The lower the pKa, the stronger the acid. Acetic acid’s pKa of about 4.74 tells you it is weak compared with mineral acids, yet still acidic enough to lower the pH of water substantially. The pKa also becomes especially useful when dealing with buffer systems, such as mixtures of acetic acid and sodium acetate, where the Henderson-Hasselbalch equation applies.

Common Errors When Solving This Problem

• Treating acetic acid as a strong acid. This causes a major underestimation of pH.
• Using the wrong Ka value. Different sources may round Ka slightly differently, which can shift the third decimal place of pH.
• Forgetting units. Ka is dimensionless in a strict thermodynamic sense, but concentration values are entered in molarity for practical calculations.
• Using the negative quadratic root. Concentration cannot be negative, so only the positive root is physically meaningful.
• Ignoring temperature. Acid dissociation constants depend on temperature, so exact values may vary outside standard room conditions.

Practical Interpretation of pH 2.60

A pH of 2.60 indicates a clearly acidic solution. It is much more acidic than common beverages like black coffee, but less acidic than many strong-acid laboratory solutions of equal molarity. In practical terms, a 0.35 M acetic acid solution contains enough hydrogen ions to be chemically reactive and corrosive to some materials, while still retaining the equilibrium behavior characteristic of a weak acid.

This distinction matters in laboratory design, titration work, and teaching chemistry.
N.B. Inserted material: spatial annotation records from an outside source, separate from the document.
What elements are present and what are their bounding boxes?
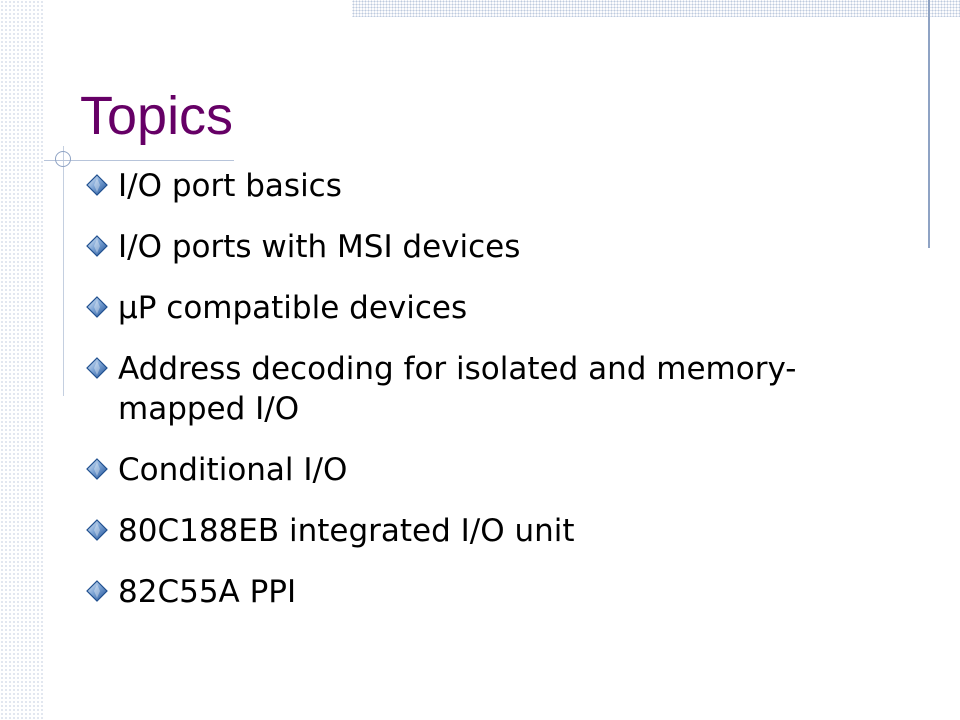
bullet-item: Conditional I/O <box>86 450 806 490</box>
bullet-item: I/O port basics <box>86 166 806 206</box>
bullet-item: 82C55A PPI <box>86 572 806 612</box>
diamond-bullet-icon <box>86 519 108 541</box>
dotted-texture-left <box>0 0 43 720</box>
decor-vertical-line-right <box>928 0 930 248</box>
bullet-text: I/O port basics <box>118 168 342 204</box>
bullet-item: I/O ports with MSI devices <box>86 227 806 267</box>
slide-title: Topics <box>80 86 234 146</box>
bullet-text: 82C55A PPI <box>118 574 297 610</box>
bullet-text: Conditional I/O <box>118 452 348 488</box>
bullet-item: μP compatible devices <box>86 288 806 328</box>
diamond-bullet-icon <box>86 357 108 379</box>
bullet-text: 80C188EB integrated I/O unit <box>118 513 575 549</box>
bullet-item: Address decoding for isolated and memory… <box>86 349 806 429</box>
dotted-texture-top <box>352 0 960 17</box>
title-underline <box>44 160 234 161</box>
diamond-bullet-icon <box>86 296 108 318</box>
ring-icon <box>55 151 71 167</box>
diamond-bullet-icon <box>86 174 108 196</box>
bullet-text: I/O ports with MSI devices <box>118 229 521 265</box>
diamond-bullet-icon <box>86 235 108 257</box>
bullet-text: Address decoding for isolated and memory… <box>118 351 797 427</box>
diamond-bullet-icon <box>86 580 108 602</box>
bullet-text: μP compatible devices <box>118 290 468 326</box>
bullet-item: 80C188EB integrated I/O unit <box>86 511 806 551</box>
bullet-list: I/O port basics I/O ports with MSI devic… <box>86 166 806 633</box>
decor-vertical-line-left <box>63 146 64 396</box>
diamond-bullet-icon <box>86 458 108 480</box>
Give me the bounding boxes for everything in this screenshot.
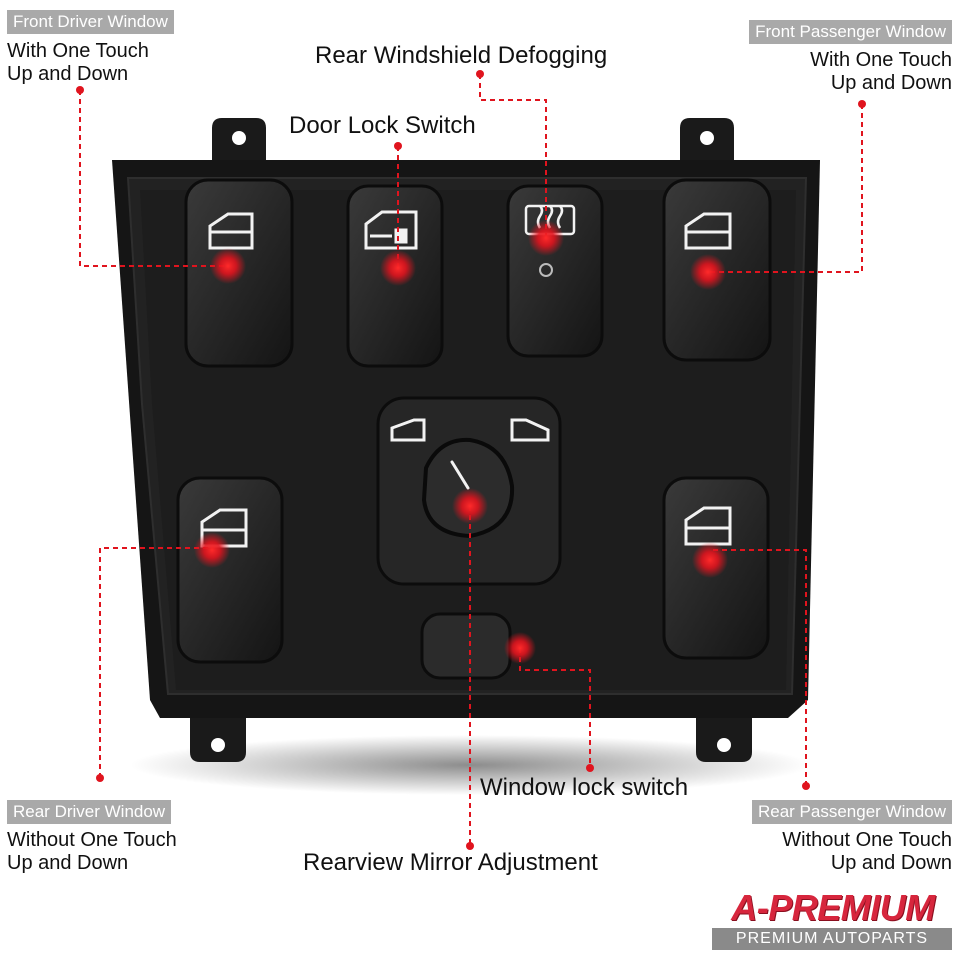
front-passenger-tag: Front Passenger Window <box>749 20 952 44</box>
mirror-right-icon <box>510 418 550 442</box>
rear-driver-line1: Without One Touch <box>7 829 177 851</box>
mirror-left-icon <box>390 418 426 442</box>
rear-defog-button <box>506 184 604 358</box>
rear-passenger-line2: Up and Down <box>830 852 952 874</box>
panel-shadow <box>130 735 810 795</box>
window-icon <box>684 212 732 250</box>
front-driver-line1: With One Touch <box>7 40 149 62</box>
window-lock-button <box>420 612 512 680</box>
window-icon <box>208 212 254 250</box>
window-lock-label: Window lock switch <box>480 774 689 801</box>
rear-driver-tag: Rear Driver Window <box>7 800 172 824</box>
window-icon <box>684 506 732 546</box>
knob-pointer <box>450 460 470 490</box>
markers <box>76 70 866 850</box>
window-icon <box>200 508 248 548</box>
mirror-adjust-label: Rearview Mirror Adjustment <box>303 849 598 876</box>
mounting-tabs <box>190 118 752 762</box>
brand-tagline: PREMIUM AUTOPARTS <box>712 928 952 950</box>
front-passenger-line1: With One Touch <box>810 49 952 71</box>
rear-driver-line2: Up and Down <box>7 852 129 874</box>
rear-driver-button <box>176 476 284 664</box>
brand-name: A-PREMIUM <box>731 887 935 928</box>
front-driver-line2: Up and Down <box>7 63 129 85</box>
front-driver-tag: Front Driver Window <box>7 10 174 34</box>
rear-windshield-label: Rear Windshield Defogging <box>315 42 608 69</box>
brand-logo: A-PREMIUM PREMIUM AUTOPARTS <box>710 888 956 956</box>
rear-passenger-tag: Rear Passenger Window <box>751 800 952 824</box>
rear-passenger-line1: Without One Touch <box>782 829 952 851</box>
front-passenger-line2: Up and Down <box>830 72 952 94</box>
indicator-icon <box>539 263 553 277</box>
door-lock-label: Door Lock Switch <box>289 112 476 139</box>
Weak acids produce pH values that depend strongly on equilibrium chemistry, while strong acids are governed more directly by stoichiometric dissociation.

Authoritative References for Further Study

If you want to verify data or explore pH and acid dissociation in more depth, consult these reliable sources:

• NIST Chemistry WebBook entry for acetic acid
• U.S. Environmental Protection Agency overview of pH
• University of Washington Chemistry resources

Final Answer

Using Ka = 1.8 × 10^-5 for acetic acid and an initial concentration of 0.35 M, the equilibrium hydrogen ion concentration is approximately 2.50 × 10^-3 M, which gives:

pH = 2.60

That is the correct and chemically meaningful answer for the pH of 0.35 M acetic acid under standard conditions.